ITEM 7.  MATERIAL TO BE FILED AS EXHIBITS.

         1.    Purchase Agreement

         2.    Warrant

         3.    Registration Rights Agreement

         4.    Certificate of Designations

         5.    Amendment to Certificate of Designations


<PAGE>   8
                                    SIGNATURE

         After reasonable inquiry and to the best of my knowledge and belief, I
certify that the information set forth in this statement is true, complete and
correct.

Dated:  August 25, 2000

                                           BROOKWOOD NEW WORLD INVESTORS, LLC,
                                           a Delaware limited liability company

                                               By: Brookwood New World Co., LLC


                                                    By:   /s/  Thomas N. Trkla
                                                          ---------------------
                                                    Name: Thomas N. Trkla
                                                    Title: Manager




                                           BROOKWOOD NEW WORLD CO., LLC


                                               By: /s/ Thomas N. Trkla
                                                   -------------------
                                               Name: Thomas N. Trkla
                                               Title: Manager


<PAGE>   9
                                  EXHIBIT INDEX

Exhibit No.                Document

      1.       Series D Preferred Stock and Warrant Purchase Agreement dated
               August 11, 2000 among New World Coffee - Manhattan Bagel, Inc.,
               Brookwood New World Investors, LLC and BET Associates, L.P.
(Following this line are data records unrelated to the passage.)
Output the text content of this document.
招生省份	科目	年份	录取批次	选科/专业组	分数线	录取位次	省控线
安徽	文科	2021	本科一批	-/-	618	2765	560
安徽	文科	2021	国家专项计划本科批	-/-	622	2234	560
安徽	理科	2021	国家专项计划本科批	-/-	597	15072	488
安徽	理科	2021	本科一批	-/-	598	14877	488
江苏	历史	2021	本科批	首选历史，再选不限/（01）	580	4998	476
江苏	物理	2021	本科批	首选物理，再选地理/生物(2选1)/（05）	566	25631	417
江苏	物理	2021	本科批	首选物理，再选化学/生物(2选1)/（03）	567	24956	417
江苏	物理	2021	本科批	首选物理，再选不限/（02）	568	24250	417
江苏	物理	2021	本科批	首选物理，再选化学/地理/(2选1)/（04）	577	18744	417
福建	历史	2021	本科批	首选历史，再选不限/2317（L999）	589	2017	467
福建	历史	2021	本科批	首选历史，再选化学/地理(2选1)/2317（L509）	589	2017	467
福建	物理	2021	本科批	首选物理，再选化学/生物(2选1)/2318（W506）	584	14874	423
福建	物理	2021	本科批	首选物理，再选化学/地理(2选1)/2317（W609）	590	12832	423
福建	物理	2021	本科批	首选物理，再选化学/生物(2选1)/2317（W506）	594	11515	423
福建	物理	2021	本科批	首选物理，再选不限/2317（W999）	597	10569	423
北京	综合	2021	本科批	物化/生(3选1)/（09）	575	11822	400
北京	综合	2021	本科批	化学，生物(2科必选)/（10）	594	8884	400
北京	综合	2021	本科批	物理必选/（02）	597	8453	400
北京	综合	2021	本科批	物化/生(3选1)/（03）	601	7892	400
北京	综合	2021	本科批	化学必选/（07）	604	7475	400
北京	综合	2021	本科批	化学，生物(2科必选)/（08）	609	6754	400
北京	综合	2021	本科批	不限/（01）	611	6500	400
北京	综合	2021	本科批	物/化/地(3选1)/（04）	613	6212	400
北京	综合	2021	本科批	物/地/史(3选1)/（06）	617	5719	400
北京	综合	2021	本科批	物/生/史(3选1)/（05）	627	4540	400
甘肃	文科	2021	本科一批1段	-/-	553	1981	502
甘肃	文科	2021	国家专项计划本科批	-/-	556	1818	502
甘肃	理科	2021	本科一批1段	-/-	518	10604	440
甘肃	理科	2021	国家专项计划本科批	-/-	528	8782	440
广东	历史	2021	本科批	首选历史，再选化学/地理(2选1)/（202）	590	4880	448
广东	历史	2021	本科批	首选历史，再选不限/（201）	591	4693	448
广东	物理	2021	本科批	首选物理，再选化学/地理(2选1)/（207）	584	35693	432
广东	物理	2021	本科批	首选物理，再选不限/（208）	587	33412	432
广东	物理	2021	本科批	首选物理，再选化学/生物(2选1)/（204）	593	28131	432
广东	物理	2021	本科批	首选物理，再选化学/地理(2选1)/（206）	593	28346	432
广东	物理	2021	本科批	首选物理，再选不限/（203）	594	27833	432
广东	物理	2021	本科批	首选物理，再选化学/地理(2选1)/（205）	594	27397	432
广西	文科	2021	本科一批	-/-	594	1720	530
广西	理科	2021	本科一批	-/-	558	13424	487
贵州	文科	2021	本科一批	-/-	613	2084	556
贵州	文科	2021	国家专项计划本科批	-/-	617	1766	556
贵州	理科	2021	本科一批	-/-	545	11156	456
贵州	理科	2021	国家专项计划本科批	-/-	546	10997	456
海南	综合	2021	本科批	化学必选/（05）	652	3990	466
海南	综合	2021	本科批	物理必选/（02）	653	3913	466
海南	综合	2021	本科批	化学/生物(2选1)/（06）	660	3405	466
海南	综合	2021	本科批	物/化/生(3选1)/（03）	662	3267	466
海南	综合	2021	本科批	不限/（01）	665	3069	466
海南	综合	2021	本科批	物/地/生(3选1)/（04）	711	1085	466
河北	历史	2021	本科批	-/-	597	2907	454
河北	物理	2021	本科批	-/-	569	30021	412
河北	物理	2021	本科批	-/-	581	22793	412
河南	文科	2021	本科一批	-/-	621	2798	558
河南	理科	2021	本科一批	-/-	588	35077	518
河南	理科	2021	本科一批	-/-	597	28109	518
      2.       Form of Warrant to purchase common stock New World Coffee -
               Manhattan Bagel, Inc. issued to Brookwood New World Investors,
               LLC.

      3.       Registration Rights Agreement dated August 11, 2000 among New
               World Coffee - Manhattan Bagel, Inc., Brookwood New World
               Investors, LLC and BET Associates, L.P.

      4.       Certificate of Designations of New World Coffee - Manhattan
               Bagel, Inc.

      5.       Amendment to Certificate of Designations of New World Coffee -
               Manhattan Bagel, Inc.